4. On the other end of the boiler is a tube that goes to the mop head. Undo the clip there, too, and slide it back and again slide off the tube.
5. Look at the nipple for the tube that goes to the mop head. It is probably clogged with calcium deposits that the vinegar or CLR didn't touch. It will look solid. It is. That's probably your problem.
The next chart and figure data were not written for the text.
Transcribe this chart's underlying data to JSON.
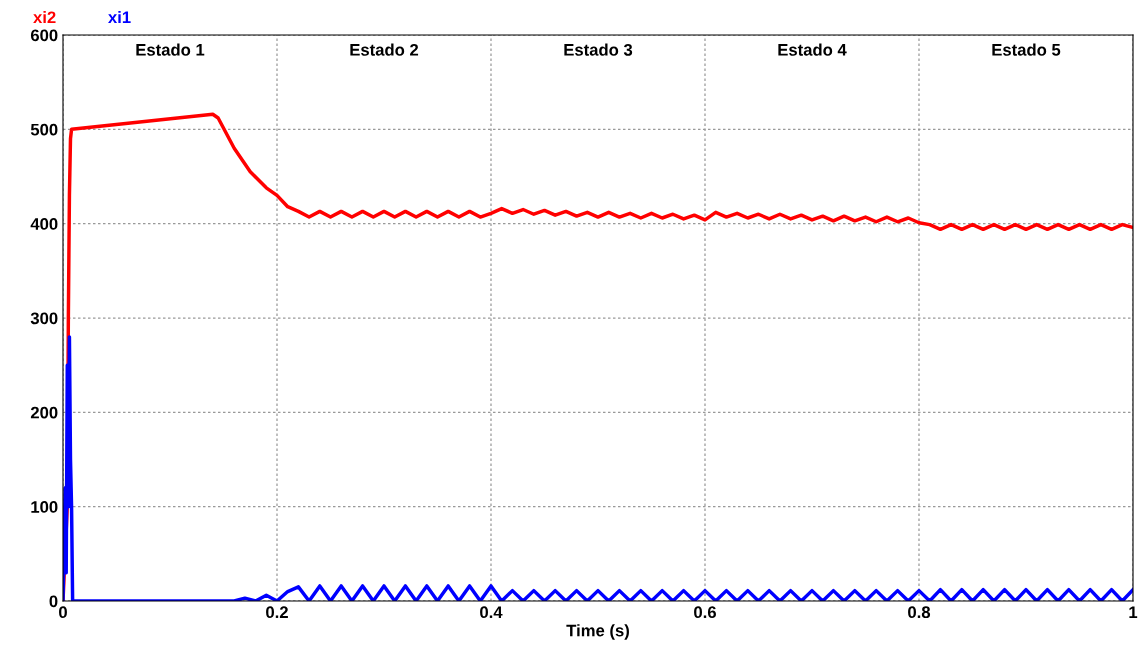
{
  "chart_data": {
    "type": "line",
    "xlabel": "Time (s)",
    "xlim": [
      0,
      1
    ],
    "xticks": [
      0,
      0.2,
      0.4,
      0.6,
      0.8,
      1
    ],
    "ylim": [
      0,
      600
    ],
    "yticks": [
      0,
      100,
      200,
      300,
      400,
      500,
      600
    ],
    "grid": true,
    "legend": "top left",
    "line_style": "solid",
    "annotations": [
      "Estado 1",
      "Estado 2",
      "Estado 3",
      "Estado 4",
      "Estado 5"
    ],
    "series": [
      {
        "name": "xi2",
        "color": "#ff0000",
        "x": [
          0,
          0.004,
          0.005,
          0.006,
          0.007,
          0.008,
          0.14,
          0.145,
          0.16,
          0.175,
          0.19,
          0.2,
          0.21,
          0.22,
          0.23,
          0.24,
          0.25,
          0.26,
          0.27,
          0.28,
          0.29,
          0.3,
          0.31,
          0.32,
          0.33,
          0.34,
          0.35,
          0.36,
          0.37,
          0.38,
          0.39,
          0.4,
          0.41,
          0.42,
          0.43,
          0.44,
          0.45,
          0.46,
          0.47,
          0.48,
          0.49,
          0.5,
          0.51,
          0.52,
          0.53,
          0.54,
          0.55,
          0.56,
          0.57,
          0.58,
          0.59,
          0.6,
          0.61,
          0.62,
          0.63,
          0.64,
          0.65,
          0.66,
          0.67,
          0.68,
          0.69,
          0.7,
          0.71,
          0.72,
          0.73,
          0.74,
          0.75,
          0.76,
          0.77,
          0.78,
          0.79,
          0.8,
          0.81,
          0.82,
          0.83,
          0.84,
          0.85,
          0.86,
          0.87,
          0.88,
          0.89,
          0.9,
          0.91,
          0.92,
          0.93,
          0.94,
          0.95,
          0.96,
          0.97,
          0.98,
          0.99,
          1.0
        ],
        "values": [
          0,
          100,
          300,
          430,
          490,
          500,
          516,
          512,
          480,
          455,
          438,
          430,
          418,
          413,
          407,
          413,
          407,
          413,
          407,
          413,
          407,
          413,
          407,
          413,
          407,
          413,
          407,
          413,
          407,
          413,
          407,
          411,
          416,
          411,
          415,
          410,
          414,
          409,
          413,
          408,
          412,
          407,
          412,
          407,
          411,
          406,
          411,
          406,
          410,
          405,
          409,
          404,
          412,
          407,
          411,
          406,
          410,
          405,
          410,
          405,
          409,
          404,
          408,
          403,
          408,
          403,
          407,
          402,
          407,
          402,
          406,
          401,
          399,
          394,
          399,
          394,
          399,
          394,
          399,
          394,
          399,
          394,
          399,
          394,
          399,
          394,
          399,
          394,
          399,
          394,
          399,
          396
        ]
      },
      {
        "name": "xi1",
        "color": "#0000ff",
        "x": [
          0,
          0.002,
          0.003,
          0.004,
          0.005,
          0.006,
          0.007,
          0.008,
          0.009,
          0.16,
          0.17,
          0.18,
          0.19,
          0.2,
          0.21,
          0.22,
          0.23,
          0.24,
          0.25,
          0.26,
          0.27,
          0.28,
          0.29,
          0.3,
          0.31,
          0.32,
          0.33,
          0.34,
          0.35,
          0.36,
          0.37,
          0.38,
          0.39,
          0.4,
          0.41,
          0.42,
          0.43,
          0.44,
          0.45,
          0.46,
          0.47,
          0.48,
          0.49,
          0.5,
          0.51,
          0.52,
          0.53,
          0.54,
          0.55,
          0.56,
          0.57,
          0.58,
          0.59,
          0.6,
          0.61,
          0.62,
          0.63,
          0.64,
          0.65,
          0.66,
          0.67,
          0.68,
          0.69,
          0.7,
          0.71,
          0.72,
          0.73,
          0.74,
          0.75,
          0.76,
          0.77,
          0.78,
          0.79,
          0.8,
          0.81,
          0.82,
          0.83,
          0.84,
          0.85,
          0.86,
          0.87,
          0.88,
          0.89,
          0.9,
          0.91,
          0.92,
          0.93,
          0.94,
          0.95,
          0.96,
          0.97,
          0.98,
          0.99,
          1.0
        ],
        "values": [
          0,
          120,
          30,
          250,
          100,
          280,
          150,
          100,
          0,
          0,
          3,
          0,
          6,
          0,
          10,
          15,
          0,
          16,
          0,
          16,
          0,
          16,
          0,
          16,
          0,
          16,
          0,
          16,
          0,
          16,
          0,
          16,
          0,
          16,
          0,
          11,
          0,
          11,
          0,
          11,
          0,
          11,
          0,
          11,
          0,
          11,
          0,
          11,
          0,
          11,
          0,
          11,
          0,
          11,
          0,
          11,
          0,
          11,
          0,
          11,
          0,
          11,
          0,
          11,
          0,
          11,
          0,
          11,
          0,
          11,
          0,
          11,
          0,
          11,
          0,
          12,
          0,
          12,
          0,
          12,
          0,
          12,
          0,
          12,
          0,
          12,
          0,
          12,
          0,
          12,
          0,
          12,
          0,
          12
        ]
      }
    ]
  }
}
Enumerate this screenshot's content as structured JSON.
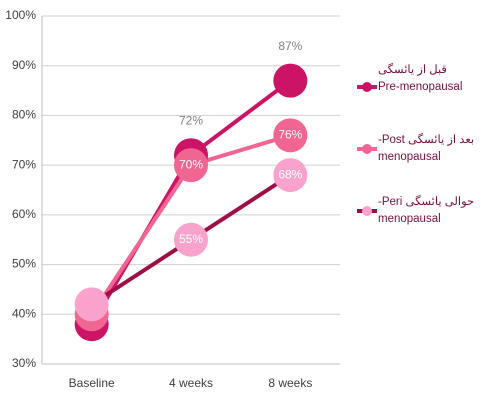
{
  "chart_data": {
    "type": "line",
    "categories": [
      "Baseline",
      "4 weeks",
      "8 weeks"
    ],
    "series": [
      {
        "name": "قبل از یائسگی\nPre-menopausal",
        "color": "#cc1466",
        "marker_color": "#cc1466",
        "values": [
          38,
          72,
          87
        ],
        "value_labels": [
          null,
          "72%",
          "87%"
        ]
      },
      {
        "name": "بعد از یائسگی Post-\nmenopausal",
        "color": "#f06592",
        "marker_color": "#f06592",
        "values": [
          40,
          70,
          76
        ],
        "value_labels": [
          null,
          "70%",
          "76%"
        ]
      },
      {
        "name": "حوالی یائسگی Peri-\nmenopausal",
        "color": "#9e0f48",
        "marker_color": "#f9a3cc",
        "values": [
          42,
          55,
          68
        ],
        "value_labels": [
          null,
          "55%",
          "68%"
        ]
      }
    ],
    "ylim": [
      30,
      100
    ],
    "yticks": [
      {
        "value": 30,
        "label": "30%"
      },
      {
        "value": 40,
        "label": "40%"
      },
      {
        "value": 50,
        "label": "50%"
      },
      {
        "value": 60,
        "label": "60%"
      },
      {
        "value": 70,
        "label": "70%"
      },
      {
        "value": 80,
        "label": "80%"
      },
      {
        "value": 90,
        "label": "90%"
      },
      {
        "value": 100,
        "label": "100%"
      }
    ],
    "grid": true
  }
}
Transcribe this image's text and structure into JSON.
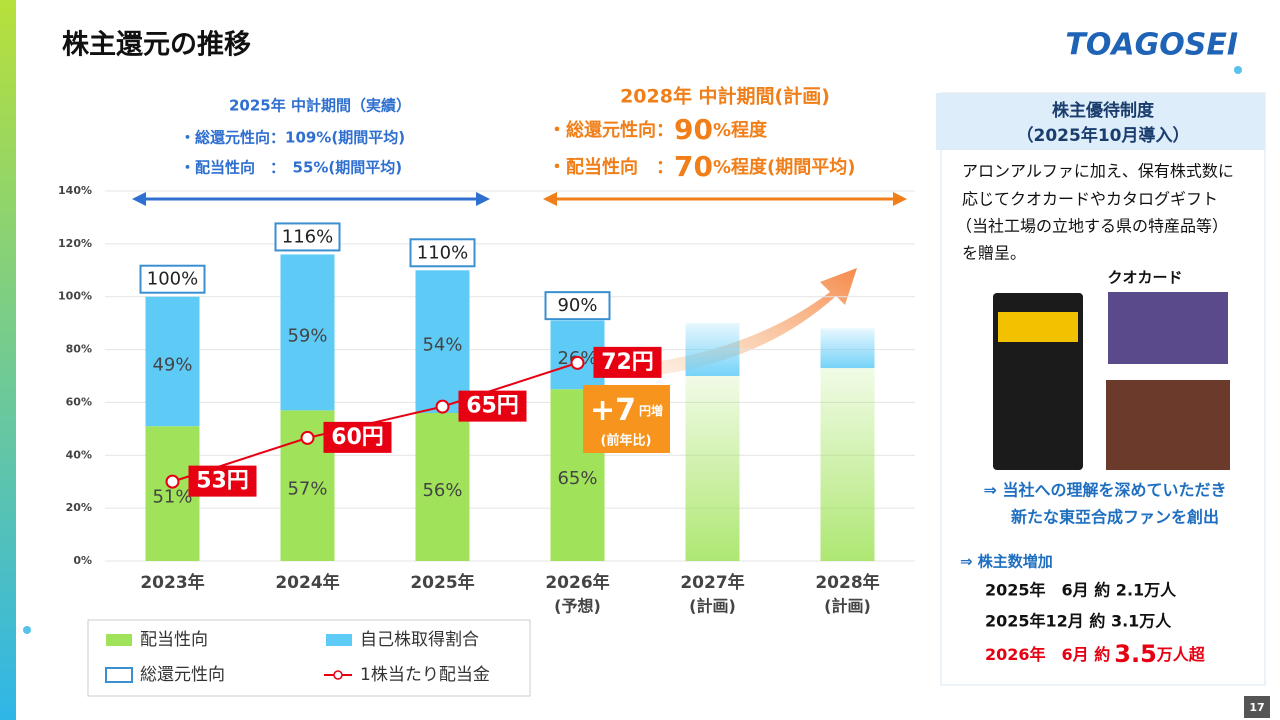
{
  "header": {
    "title": "株主還元の推移",
    "logo": "TOAGOSEI",
    "page": "17"
  },
  "periods": {
    "actual": {
      "title": "2025年 中計期間（実績）",
      "lines": [
        "・総還元性向：109%(期間平均)",
        "・配当性向　：　55%(期間平均)"
      ]
    },
    "plan": {
      "title": "2028年 中計期間(計画)",
      "lines": [
        [
          "・総還元性向：",
          "90",
          "%程度"
        ],
        [
          "・配当性向　：",
          "70",
          "%程度(期間平均)"
        ]
      ]
    }
  },
  "chart_data": {
    "type": "bar",
    "stacked": true,
    "categories": [
      "2023年",
      "2024年",
      "2025年",
      "2026年",
      "2027年",
      "2028年"
    ],
    "category_notes": [
      null,
      null,
      null,
      "(予想)",
      "(計画)",
      "(計画)"
    ],
    "series": [
      {
        "name": "配当性向",
        "color": "#a0e35a",
        "values": [
          51,
          57,
          56,
          65,
          70,
          73
        ],
        "value_labels": [
          "51%",
          "57%",
          "56%",
          "65%",
          null,
          null
        ]
      },
      {
        "name": "自己株取得割合",
        "color": "#5ecbf7",
        "values": [
          49,
          59,
          54,
          26,
          20,
          15
        ],
        "value_labels": [
          "49%",
          "59%",
          "54%",
          "26%",
          null,
          null
        ]
      },
      {
        "name": "総還元性向",
        "type": "outline",
        "color": "#3a8fd0",
        "values": [
          100,
          116,
          110,
          90,
          null,
          null
        ],
        "value_labels": [
          "100%",
          "116%",
          "110%",
          "90%",
          null,
          null
        ]
      },
      {
        "name": "1株当たり配当金",
        "type": "line",
        "axis": "y2",
        "color": "#e60012",
        "values": [
          53,
          60,
          65,
          72,
          null,
          null
        ],
        "value_labels": [
          "53円",
          "60円",
          "65円",
          "72円",
          null,
          null
        ]
      }
    ],
    "ylim": [
      0,
      140
    ],
    "yticks": [
      {
        "value": 0,
        "label": "0%"
      },
      {
        "value": 20,
        "label": "20%"
      },
      {
        "value": 40,
        "label": "40%"
      },
      {
        "value": 60,
        "label": "60%"
      },
      {
        "value": 80,
        "label": "80%"
      },
      {
        "value": 100,
        "label": "100%"
      },
      {
        "value": 120,
        "label": "120%"
      },
      {
        "value": 140,
        "label": "140%"
      }
    ],
    "y2lim": [
      40.3,
      99.5
    ],
    "grid": true,
    "annotations": {
      "increase": [
        "+7",
        "円増",
        "(前年比)"
      ]
    }
  },
  "panel": {
    "title": "株主優待制度",
    "subtitle": "（2025年10月導入）",
    "text": [
      "アロンアルファに加え、保有株式数に",
      "応じてクオカードやカタログギフト",
      "（当社工場の立地する県の特産品等）",
      "を贈呈。"
    ],
    "card_label": "クオカード",
    "result": [
      "⇒ 当社への理解を深めていただき",
      "新たな東亞合成ファンを創出"
    ],
    "growth_title": "⇒ 株主数増加",
    "growth": [
      "2025年　6月 約 2.1万人",
      "2025年12月 約 3.1万人"
    ],
    "growth_target": [
      "2026年　6月 約",
      "3.5",
      "万人超"
    ]
  }
}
6. I took a power drill and a very small drill bit (1/16") and drilled out the calcium - it's very soft - to free up the hole. Then took the next size bit (3/32" or so) and widened the hole further, sort of like getting a root canal (ouch!). Don't drill too deeply into the boiler as you may hit something important. When it's open, left over water, vinegar or CLR will come out. You should now be able to blow through the boiler from the newly cleaned nipple, with air coming out the other hole (to the reservoir). The reservoir line must be disconnected to do this because there's a little one way valve in the reservoir line that keeps the from steam going back into the tank and not out the mop head (your drip coffee maker works the same way, as I also discovered when ours clogged...same problem: Calcium build up).
7. Return the two tubes to the boiler (don't forget to push the spring clips back in place) and reattach the boiler to the body. Aren't you glad you didn't take off the boiler brackets?
8. Before you do the final assembly, put in some DISTILLED water (rainwater works, too if its clean. It's naturally "distilled.") and plug it in. It probably won't steam until you pump it a couple of times but I bet it's working again. Be careful with the steam, though. If it works, do the final reassembly. If it doesn't, well you tried. But I bet dollars to doughnuts that it is working again.
Hope this solves your problem! Happy mopping.